Eso significa que es muy fácil que la revolución sea traicionada. Puede ser por falta de programa, como sucedió en Rusia antes de la victoria de octubre o, más recientemente, allí donde una nueva Constitución Política sirvió únicamente como emblema y no como horizonte para construir las nuevas instituciones y las nuevas prácticas. También por la condición humana, que, así como inspira sacrificios heroicos, conduce a muchas personas a buscar su satisfacción personal, a satisfacer sus deseos y, eventualmente, a aferrarse a los privilegios, legítimos o no que el poder garantiza. Finalmente, se la traiciona cuando el poder, que debiera ser un medio, se convierte en un fin. Hoy son numerosos los ejemplos de líderes que siguen imponiendo su voluntad y satisfaciendo miserables apetitos en nombre del pueblo y de la revolución.

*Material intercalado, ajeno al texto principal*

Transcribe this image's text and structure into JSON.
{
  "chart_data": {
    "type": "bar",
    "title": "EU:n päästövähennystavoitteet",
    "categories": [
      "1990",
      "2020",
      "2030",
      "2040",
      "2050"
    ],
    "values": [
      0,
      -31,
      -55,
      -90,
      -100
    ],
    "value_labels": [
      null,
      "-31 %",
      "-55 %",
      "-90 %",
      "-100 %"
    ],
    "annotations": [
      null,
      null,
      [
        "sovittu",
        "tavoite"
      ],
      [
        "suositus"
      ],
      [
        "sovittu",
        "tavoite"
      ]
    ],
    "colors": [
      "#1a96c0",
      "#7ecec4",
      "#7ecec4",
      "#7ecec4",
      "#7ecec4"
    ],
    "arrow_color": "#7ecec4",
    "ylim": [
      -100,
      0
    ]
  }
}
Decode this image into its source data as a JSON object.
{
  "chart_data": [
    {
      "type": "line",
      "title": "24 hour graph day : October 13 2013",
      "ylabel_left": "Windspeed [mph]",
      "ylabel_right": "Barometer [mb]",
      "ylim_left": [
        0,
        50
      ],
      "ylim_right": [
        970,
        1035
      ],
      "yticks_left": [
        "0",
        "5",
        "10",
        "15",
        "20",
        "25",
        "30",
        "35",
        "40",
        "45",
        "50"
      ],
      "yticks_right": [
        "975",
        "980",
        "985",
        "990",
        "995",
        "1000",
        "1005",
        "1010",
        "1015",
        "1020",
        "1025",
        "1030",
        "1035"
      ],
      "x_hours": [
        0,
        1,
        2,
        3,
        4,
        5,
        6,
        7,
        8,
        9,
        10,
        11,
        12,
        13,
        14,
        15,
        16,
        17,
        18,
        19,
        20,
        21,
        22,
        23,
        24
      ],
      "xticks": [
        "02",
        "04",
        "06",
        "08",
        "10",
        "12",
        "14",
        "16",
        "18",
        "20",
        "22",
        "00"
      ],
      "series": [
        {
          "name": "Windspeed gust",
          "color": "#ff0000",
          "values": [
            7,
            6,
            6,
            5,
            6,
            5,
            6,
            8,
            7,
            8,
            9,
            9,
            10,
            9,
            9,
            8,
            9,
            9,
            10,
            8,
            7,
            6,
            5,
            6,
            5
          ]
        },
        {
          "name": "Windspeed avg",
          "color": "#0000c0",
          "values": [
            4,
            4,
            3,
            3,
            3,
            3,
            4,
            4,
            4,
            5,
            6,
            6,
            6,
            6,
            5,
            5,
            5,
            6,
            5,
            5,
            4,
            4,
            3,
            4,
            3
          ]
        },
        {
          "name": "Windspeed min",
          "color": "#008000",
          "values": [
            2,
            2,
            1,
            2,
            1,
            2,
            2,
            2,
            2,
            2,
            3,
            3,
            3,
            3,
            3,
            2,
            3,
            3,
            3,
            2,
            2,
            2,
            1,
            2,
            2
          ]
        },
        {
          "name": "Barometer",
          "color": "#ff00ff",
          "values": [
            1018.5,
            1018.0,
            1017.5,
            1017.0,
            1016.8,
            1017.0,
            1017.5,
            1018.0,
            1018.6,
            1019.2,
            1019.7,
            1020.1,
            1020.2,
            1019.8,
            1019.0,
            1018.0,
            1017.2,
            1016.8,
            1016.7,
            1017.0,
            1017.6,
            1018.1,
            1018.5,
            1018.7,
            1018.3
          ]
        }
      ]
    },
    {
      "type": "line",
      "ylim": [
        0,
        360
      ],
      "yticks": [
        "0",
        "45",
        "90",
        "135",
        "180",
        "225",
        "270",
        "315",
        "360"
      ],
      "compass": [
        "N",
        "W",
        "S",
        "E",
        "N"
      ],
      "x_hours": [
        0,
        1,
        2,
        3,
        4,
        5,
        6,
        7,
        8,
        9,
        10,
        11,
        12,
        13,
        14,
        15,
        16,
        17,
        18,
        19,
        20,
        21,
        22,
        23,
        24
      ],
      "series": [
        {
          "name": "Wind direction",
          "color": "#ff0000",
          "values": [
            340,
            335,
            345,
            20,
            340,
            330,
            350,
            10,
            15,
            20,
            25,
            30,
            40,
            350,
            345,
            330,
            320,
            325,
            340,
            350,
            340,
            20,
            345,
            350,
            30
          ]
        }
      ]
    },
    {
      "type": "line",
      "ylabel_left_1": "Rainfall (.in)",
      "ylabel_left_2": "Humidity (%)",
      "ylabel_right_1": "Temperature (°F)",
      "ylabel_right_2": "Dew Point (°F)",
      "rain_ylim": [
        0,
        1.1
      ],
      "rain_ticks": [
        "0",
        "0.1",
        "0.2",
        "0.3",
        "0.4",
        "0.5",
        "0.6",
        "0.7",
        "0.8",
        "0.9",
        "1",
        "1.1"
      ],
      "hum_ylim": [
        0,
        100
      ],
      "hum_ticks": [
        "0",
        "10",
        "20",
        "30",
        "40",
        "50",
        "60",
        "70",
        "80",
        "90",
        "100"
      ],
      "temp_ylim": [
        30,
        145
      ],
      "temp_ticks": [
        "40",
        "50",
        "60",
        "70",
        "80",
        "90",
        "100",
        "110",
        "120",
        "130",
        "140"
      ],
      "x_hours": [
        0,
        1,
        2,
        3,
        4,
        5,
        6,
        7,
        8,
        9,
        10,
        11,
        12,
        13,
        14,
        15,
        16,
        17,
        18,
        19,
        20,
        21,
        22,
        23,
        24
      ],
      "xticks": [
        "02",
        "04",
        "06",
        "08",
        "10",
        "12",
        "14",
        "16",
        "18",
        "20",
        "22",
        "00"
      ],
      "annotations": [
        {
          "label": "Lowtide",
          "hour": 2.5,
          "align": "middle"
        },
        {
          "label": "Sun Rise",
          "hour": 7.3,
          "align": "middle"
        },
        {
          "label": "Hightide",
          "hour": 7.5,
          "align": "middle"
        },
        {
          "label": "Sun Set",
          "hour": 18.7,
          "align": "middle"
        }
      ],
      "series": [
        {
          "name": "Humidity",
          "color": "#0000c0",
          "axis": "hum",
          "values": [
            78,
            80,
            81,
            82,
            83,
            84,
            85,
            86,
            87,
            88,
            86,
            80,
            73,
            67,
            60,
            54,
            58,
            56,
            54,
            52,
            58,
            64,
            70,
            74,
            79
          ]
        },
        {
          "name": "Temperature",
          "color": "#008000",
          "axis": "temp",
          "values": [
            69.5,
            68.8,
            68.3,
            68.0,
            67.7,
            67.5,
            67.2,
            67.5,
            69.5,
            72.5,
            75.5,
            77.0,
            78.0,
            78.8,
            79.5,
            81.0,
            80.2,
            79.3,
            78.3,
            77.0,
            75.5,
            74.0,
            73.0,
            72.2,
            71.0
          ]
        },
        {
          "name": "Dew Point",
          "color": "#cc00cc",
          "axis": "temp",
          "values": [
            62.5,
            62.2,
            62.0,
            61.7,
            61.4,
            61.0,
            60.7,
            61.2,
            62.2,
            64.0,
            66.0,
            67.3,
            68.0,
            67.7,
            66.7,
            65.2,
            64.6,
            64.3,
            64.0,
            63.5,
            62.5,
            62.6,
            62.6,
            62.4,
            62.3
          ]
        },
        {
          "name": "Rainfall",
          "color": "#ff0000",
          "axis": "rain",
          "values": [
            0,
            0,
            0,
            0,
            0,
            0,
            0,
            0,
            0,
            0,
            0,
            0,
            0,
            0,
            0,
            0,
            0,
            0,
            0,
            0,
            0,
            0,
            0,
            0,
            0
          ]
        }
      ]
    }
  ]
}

La revolución viene acompañada siempre de palabras como esperanza, sacrificio y voluntad, pero también puede asociarse con frustración y con sufrimiento cuando los principios que la inspiraron desaparecen en los bolsillos y los estómagos de los satisfechos. Es entonces cuando, así sea todavía diminuto e invisible, surge el germen de la próxima revolución.

*Claudio Rossell es profesional de la comunicación social.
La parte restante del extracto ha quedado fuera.